No writing on it except for BDH on the bottom, I think it stands for British drug House, I was told it was a lysol but I don't actually know very much about it. Dug it out of a 20-30s small farm tip... Pretty much everything else that came out wasn't very exciting, couple of hex poisons including a large Amber one and a few chemist bottles.


----------



## CanadianBottles (Mar 27, 2021)

That's a very nice bottle!  I don't know about it being the actual Lysol brand but there is a good chance it's a disinfectant bottle.


----------



## PlaneDiggerCam (Mar 27, 2021)

I think I saw a clear one of these that was this Hobnail type and was actually embossed lysol.
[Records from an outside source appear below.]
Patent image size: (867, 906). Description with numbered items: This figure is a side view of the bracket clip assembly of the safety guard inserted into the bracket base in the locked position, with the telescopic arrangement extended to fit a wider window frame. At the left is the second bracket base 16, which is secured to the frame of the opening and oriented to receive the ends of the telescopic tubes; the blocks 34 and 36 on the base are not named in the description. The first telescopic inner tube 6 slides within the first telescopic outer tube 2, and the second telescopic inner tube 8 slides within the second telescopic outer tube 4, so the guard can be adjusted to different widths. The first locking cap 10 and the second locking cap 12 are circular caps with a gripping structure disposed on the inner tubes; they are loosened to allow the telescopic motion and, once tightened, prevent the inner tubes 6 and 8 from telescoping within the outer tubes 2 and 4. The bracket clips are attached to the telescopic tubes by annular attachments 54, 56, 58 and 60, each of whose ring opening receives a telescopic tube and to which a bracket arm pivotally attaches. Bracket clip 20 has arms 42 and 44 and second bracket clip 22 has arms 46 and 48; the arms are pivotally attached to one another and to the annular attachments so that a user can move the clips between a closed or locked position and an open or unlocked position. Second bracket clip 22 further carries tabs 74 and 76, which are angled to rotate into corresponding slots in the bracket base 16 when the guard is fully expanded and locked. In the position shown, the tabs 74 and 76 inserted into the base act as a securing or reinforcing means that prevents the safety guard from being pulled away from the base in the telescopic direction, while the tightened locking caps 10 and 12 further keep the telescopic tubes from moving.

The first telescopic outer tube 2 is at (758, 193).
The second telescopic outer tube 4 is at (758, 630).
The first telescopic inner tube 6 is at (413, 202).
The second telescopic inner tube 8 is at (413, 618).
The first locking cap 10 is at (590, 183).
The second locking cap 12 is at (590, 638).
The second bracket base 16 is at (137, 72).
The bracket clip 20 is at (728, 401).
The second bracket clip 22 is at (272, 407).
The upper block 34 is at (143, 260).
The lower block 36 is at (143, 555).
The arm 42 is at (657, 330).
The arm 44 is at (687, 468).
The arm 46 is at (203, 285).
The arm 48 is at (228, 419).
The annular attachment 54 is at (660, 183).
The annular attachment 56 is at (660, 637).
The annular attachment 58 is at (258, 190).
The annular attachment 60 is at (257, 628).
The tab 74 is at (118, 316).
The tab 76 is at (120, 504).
I think in England lysol has used some Hotmail type bottles.


----------



## ROBBYBOBBY64 (Mar 27, 2021)

Hotmail! Lol! I remember seeing something like that too. Nice poison bottle for real.
ROBBYBOBBY64.


----------



## CanadianBottles (Mar 27, 2021)

PlaneDiggerCam said:


> I think I saw a clear one of these that was this Hobnail type and was actually embossed lysol. I think in England lysol has used some Hotmail type bottles.



Lysol has definitely used hobnail bottles but I can't remember seeing one in blue before.


----------



## buriedtreasuretime (Mar 28, 2021)

Quercus_petraeus said:


> No writing on it except for BDH on the bottom, I think it stands for British drug House, I was told it was a lysol but I don't actually know very much about it. Dug it out of a 20-30s small farm tip... Pretty much everything else that came out wasn't very exciting, couple of hex poisons including a large Amber one and a few chemist bottles.
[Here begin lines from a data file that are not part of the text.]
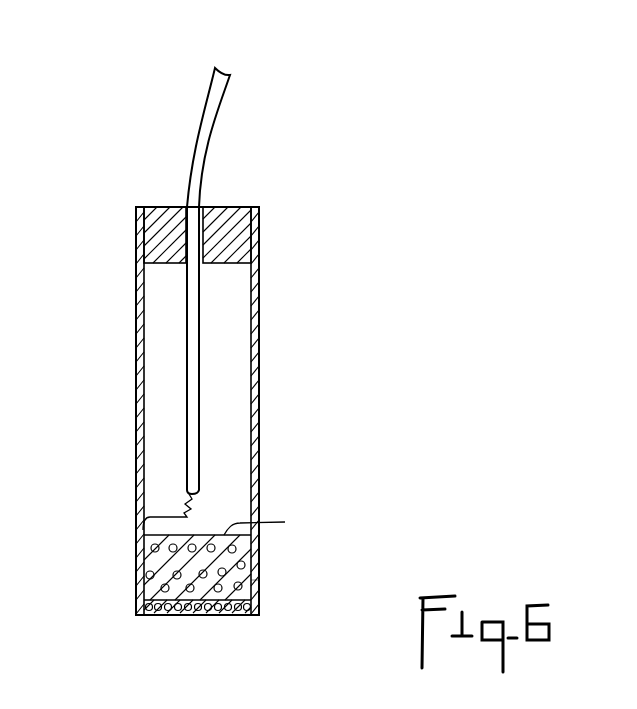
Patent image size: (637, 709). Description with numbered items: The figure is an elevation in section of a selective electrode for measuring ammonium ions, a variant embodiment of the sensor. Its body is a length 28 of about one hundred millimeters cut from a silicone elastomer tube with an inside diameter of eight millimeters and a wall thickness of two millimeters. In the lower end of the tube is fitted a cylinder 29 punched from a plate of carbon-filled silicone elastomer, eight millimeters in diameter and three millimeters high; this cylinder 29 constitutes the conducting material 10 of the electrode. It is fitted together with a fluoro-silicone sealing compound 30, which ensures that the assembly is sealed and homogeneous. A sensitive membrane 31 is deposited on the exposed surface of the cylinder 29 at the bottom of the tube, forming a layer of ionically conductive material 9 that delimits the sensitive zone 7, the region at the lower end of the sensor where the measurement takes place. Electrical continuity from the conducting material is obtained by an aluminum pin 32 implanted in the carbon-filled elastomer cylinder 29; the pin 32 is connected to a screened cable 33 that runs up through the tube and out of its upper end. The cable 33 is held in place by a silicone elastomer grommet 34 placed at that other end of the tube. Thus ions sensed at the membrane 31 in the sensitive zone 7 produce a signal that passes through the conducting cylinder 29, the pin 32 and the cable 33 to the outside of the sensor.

The length of tube 28 is at (257, 307).
The silicone elastomer grommet 34 is at (227, 213).
The screened cable 33 is at (195, 393).
The aluminum pin 32 is at (189, 496).
The conducting material 10 is at (218, 567).
The ionically conductive material 9 is at (133, 603).
The cylinder 29 is at (272, 532).
The fluoro-silicone sealing compound 30 is at (259, 585).
The sensitive membrane 31 is at (233, 616).
The bottom end 7 is at (158, 616).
Some one was trying to poison some one or something. This is European yes? It’s a beautiful find, never seen on like that in America or on line. I used to collect quilted cobalt poisons and I’ve looked at a lot of US poisons.
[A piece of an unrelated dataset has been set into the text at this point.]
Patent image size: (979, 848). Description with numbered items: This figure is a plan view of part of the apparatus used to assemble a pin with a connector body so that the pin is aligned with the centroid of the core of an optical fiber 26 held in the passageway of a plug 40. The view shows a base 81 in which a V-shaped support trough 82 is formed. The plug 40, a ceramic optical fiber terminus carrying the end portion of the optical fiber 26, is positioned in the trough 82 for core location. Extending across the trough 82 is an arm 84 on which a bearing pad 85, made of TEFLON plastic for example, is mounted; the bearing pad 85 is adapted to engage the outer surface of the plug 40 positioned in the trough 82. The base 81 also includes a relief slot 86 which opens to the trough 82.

Sent from my iPhone using Tapatalk


----------



## willong (Mar 31, 2021)

I know nothing about that bottle other than the fact that, based on your photo of the item, I really like it!


----------



## Poison_Us (Mar 31, 2021)

This is a KU-17 English Poison . Depending on the size will rate it between Scarce to Rare very rare. The rarest of the sizes are the 2.5” and the 8” I believe. Not sure on the 8” is entirely the correct measurement. Been a long time talking bottles. There are 5 sizes in all. The others are between these 2


----------



## Poison_Us (Mar 31, 2021)

Ok, had to look on my own site to refresh my memory. Here is what I have:
*KU-17
4 of the 6 known sizes from BDH (British Drug House).
5 3/4”, 4 3/4”, 3 1/2” & 2 1/2”.
3 1/2” is the most common, All other sizes are fairly hard to find. We have only seen 1 bottle with a label, and it said “Lysol” The missing sizes are 7.5” & 6.5”.
4 known of the 7.5”, 3 in private collections and 1 in a museum in England.*


----------



## Poison_Us (Mar 31, 2021)

Things keep coming to mind. Yes, traditionally Lysol came in Jug style bottles. And to see this with a Lysol label doesn’t necessarily mean that this is what came in it. Seen many applied labels people would attach to random antique bottles and try to pass them off. But it was the only one of these bottles I ever seen with a label still attached, whether  by the maker or otherwise.


----------



## Poison_Us (Mar 31, 2021)

So with all that, what size is this? I’m missing 2 sizes in my collection.


----------



## Quercus_petraeus (Apr 7, 2021)

Thank you for that information, I need to read up on my poisons, I'm always amazed at how many variants there are! This one measures 4 3/4 (inches). They are a great bottle find, I've only ever had the one but a good find indeed


----------